Before signing up for the app, Hurwich followed the advice of a friend on how to maximize its full potential.

"I complained that I didn't want to be on the app because it was so time consuming to go on dates and get ready-and it was so stressful to talk to people. But my friend said that you really need to talk to the person through the app to ensure that this is someone you want to meet in person.

"A lot of people don't like talking on the app. But it's a huge time investment to meet face to face," Hurwich said.

She had only been on the app for about a month before she met Kopinsky. They are engaged to be married this coming March.

While many people dread the idea of using a dating app, some actually love the process. One of these positive-minded individuals is sales professional Mallory Kirsch, 24.

"I'm actually very outgoing and love talking to all of these new people," she said.

Kirsch and her boyfriend, Spencer Gilbert, 23 and a solar engineer, met on Hinge about a year ago.

"I had been utilizing some of these dating apps for a couple of years," Kirsch said. And while Kirsch said she had met some people through the apps, she never cared that much about any of them until she met Gilbert.

"I definitely was interested more than I was with anyone else I had met. We talked for a lot longer and we had a very good rapport. I was definitely a happy camper leaving that first date," she said.

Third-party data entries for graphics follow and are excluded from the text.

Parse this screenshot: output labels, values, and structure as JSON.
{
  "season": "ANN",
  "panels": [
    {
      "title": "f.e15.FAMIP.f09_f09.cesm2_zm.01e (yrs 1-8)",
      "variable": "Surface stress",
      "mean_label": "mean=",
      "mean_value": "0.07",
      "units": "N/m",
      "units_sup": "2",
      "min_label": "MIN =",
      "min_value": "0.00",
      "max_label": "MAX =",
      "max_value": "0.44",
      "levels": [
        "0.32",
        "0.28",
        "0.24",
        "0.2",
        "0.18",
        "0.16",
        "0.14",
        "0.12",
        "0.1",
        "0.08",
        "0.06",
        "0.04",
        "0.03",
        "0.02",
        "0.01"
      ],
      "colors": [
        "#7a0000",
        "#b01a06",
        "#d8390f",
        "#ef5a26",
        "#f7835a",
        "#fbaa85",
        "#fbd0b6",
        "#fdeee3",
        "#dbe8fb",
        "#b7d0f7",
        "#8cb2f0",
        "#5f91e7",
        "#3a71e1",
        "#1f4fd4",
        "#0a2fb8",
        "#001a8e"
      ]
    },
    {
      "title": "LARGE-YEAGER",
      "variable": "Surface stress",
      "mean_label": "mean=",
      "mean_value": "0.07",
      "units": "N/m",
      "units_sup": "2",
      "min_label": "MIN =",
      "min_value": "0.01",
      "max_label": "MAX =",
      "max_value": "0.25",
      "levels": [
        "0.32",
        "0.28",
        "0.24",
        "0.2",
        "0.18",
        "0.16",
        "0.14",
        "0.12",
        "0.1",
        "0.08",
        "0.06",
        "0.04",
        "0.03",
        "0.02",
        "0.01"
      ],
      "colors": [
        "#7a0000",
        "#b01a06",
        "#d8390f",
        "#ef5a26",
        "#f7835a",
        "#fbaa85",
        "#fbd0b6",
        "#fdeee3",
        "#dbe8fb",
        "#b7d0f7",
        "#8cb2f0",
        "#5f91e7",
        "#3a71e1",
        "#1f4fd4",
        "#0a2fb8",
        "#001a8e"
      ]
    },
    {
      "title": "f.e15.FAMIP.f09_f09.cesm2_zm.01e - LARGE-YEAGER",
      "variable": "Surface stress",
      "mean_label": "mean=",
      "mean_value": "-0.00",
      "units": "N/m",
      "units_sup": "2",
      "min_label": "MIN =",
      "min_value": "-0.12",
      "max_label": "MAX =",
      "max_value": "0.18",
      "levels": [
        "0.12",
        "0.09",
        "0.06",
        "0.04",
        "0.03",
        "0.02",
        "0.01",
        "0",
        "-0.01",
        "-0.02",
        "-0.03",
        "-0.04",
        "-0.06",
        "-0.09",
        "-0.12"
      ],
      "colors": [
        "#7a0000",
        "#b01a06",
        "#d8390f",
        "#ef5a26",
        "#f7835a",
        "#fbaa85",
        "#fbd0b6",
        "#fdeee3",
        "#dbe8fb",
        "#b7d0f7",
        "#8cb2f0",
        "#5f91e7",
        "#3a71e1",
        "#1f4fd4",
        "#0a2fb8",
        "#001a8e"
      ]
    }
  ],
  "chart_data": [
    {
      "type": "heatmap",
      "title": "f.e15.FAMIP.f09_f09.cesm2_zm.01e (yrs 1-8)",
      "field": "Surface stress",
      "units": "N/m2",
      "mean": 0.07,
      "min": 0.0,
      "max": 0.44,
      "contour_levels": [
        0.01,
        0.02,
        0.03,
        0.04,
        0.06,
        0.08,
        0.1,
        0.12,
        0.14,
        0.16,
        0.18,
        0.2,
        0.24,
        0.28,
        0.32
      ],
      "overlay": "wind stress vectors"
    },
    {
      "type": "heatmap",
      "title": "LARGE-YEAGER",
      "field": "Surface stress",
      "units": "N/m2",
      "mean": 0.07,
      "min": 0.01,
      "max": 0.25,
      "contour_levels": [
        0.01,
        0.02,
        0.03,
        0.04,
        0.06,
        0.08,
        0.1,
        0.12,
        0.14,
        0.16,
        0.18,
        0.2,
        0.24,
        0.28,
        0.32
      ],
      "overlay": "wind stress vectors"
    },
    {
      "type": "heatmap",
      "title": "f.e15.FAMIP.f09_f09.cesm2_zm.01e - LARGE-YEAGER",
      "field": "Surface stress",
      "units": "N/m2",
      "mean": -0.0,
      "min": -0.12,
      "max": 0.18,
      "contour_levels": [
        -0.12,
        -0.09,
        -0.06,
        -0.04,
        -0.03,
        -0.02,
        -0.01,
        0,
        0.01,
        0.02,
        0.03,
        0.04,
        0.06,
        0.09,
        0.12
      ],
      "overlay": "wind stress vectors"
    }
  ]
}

Of course, not everyone knows after the first date. Cyber threat intelligence manager Hillary Elkins, 29, met Jeremy Elkins, also 29 and a human capital consultant, via JSwipe over two years ago.

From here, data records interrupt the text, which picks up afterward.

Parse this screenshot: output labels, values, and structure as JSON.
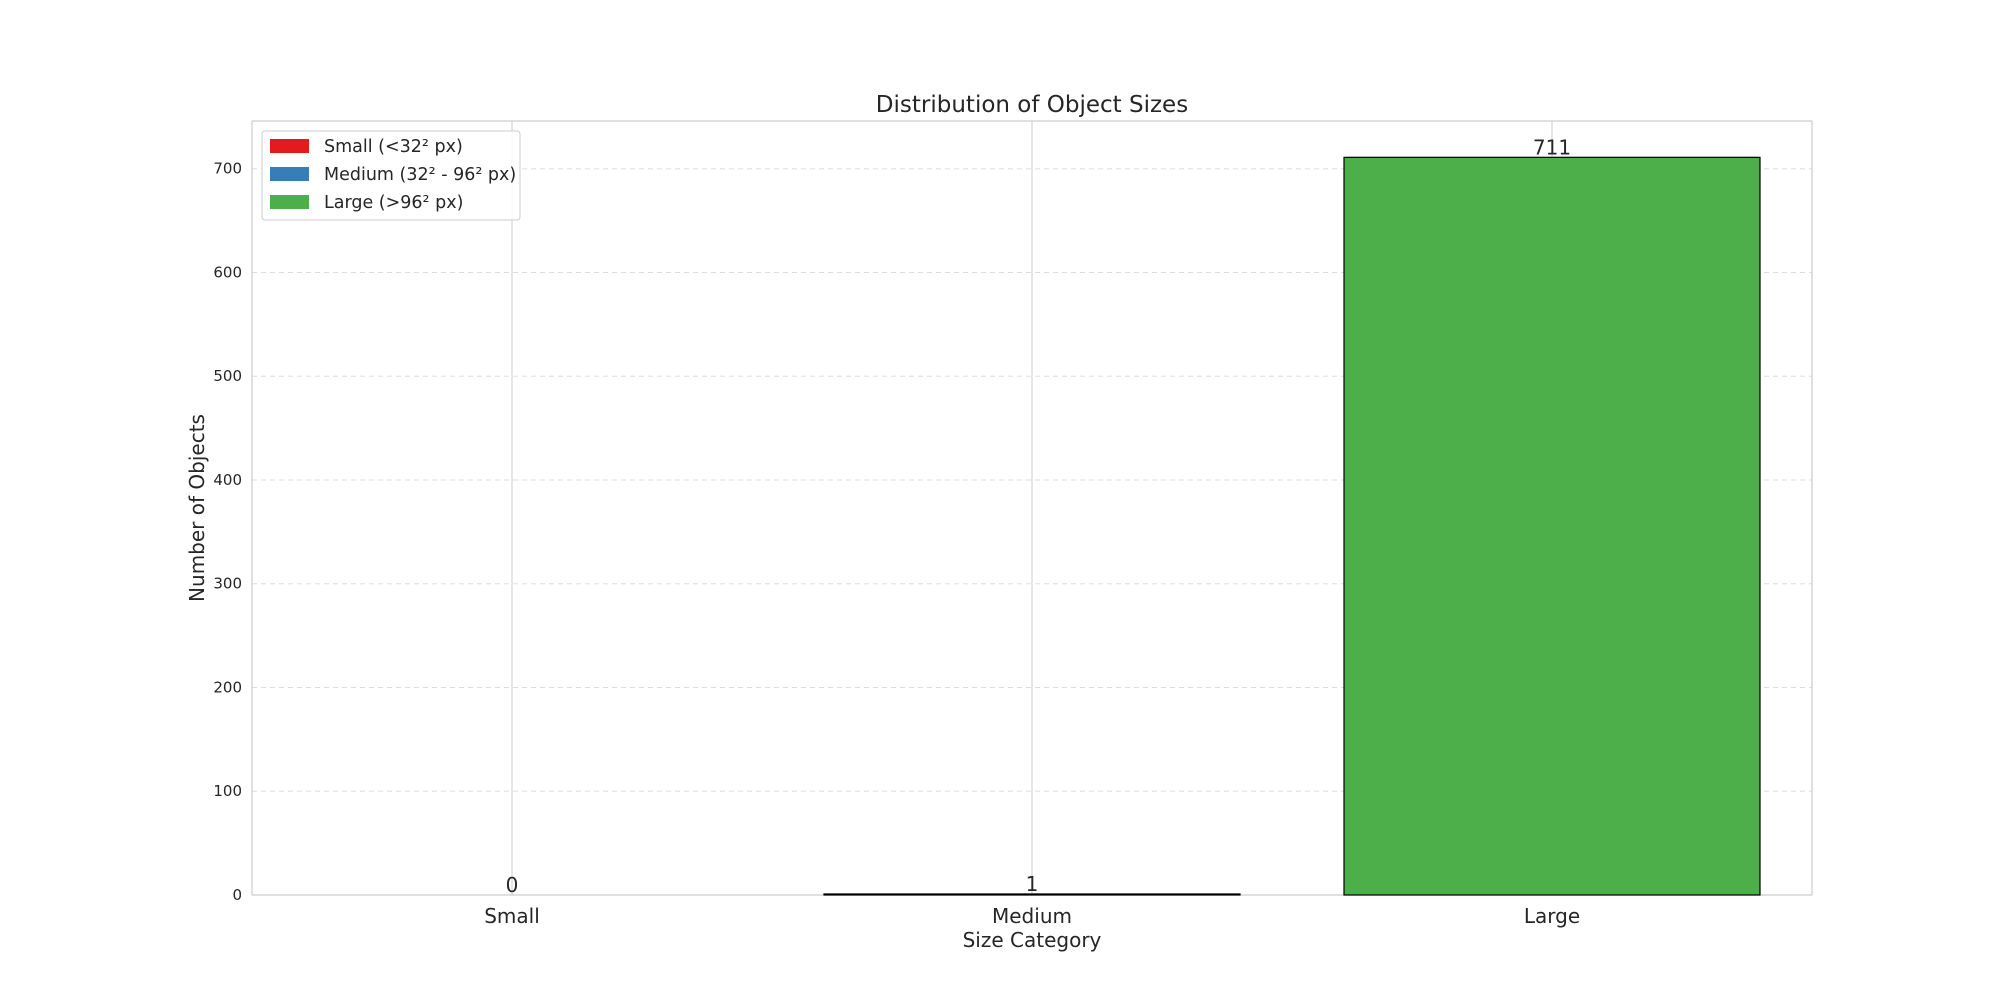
{
  "chart_data": {
    "type": "bar",
    "title": "Distribution of Object Sizes",
    "xlabel": "Size Category",
    "ylabel": "Number of Objects",
    "categories": [
      "Small",
      "Medium",
      "Large"
    ],
    "values": [
      0,
      1,
      711
    ],
    "data_labels": [
      "0",
      "1",
      "711"
    ],
    "colors": [
      "#e41a1c",
      "#377eb8",
      "#4daf4a"
    ],
    "ylim": [
      0,
      746
    ],
    "yticks": [
      0,
      100,
      200,
      300,
      400,
      500,
      600,
      700
    ],
    "ytick_labels": [
      "0",
      "100",
      "200",
      "300",
      "400",
      "500",
      "600",
      "700"
    ],
    "grid": true,
    "legend": {
      "placement": "top-left",
      "entries": [
        {
          "label": "Small (<32² px)",
          "color": "#e41a1c"
        },
        {
          "label": "Medium (32² - 96² px)",
          "color": "#377eb8"
        },
        {
          "label": "Large (>96² px)",
          "color": "#4daf4a"
        }
      ]
    }
  }
}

Meeting someone who was a committed Jew was important to both. While both say they knew something was different after their first date, they readily admitted that it was not love at first sight.

"But within a couple of weeks, we both knew that this was something special," Jeremy said.

"Right away it was different," Hillary said, "but knowing takes time. Something was there, something was different; it was just easy."

They were engaged about eight months after that first date and married about five months after that.

Call it kismet, call it karma, but it's almost solely through the magic of the dating app JSwipe that Elli Smerling, 29, originally from Deerfield even met Andres Sevi from Buenos Aires, Argentina-both transplants to New York City.

It was a huge priority for each of them to meet someone who was not only Jewish, but also someone who was involved Jewishly.

"With some of the other apps, they may be Jewish, but they didn't really care about being Jewish," Smerling said.

Smerling and Sevi were married in Argentina in December.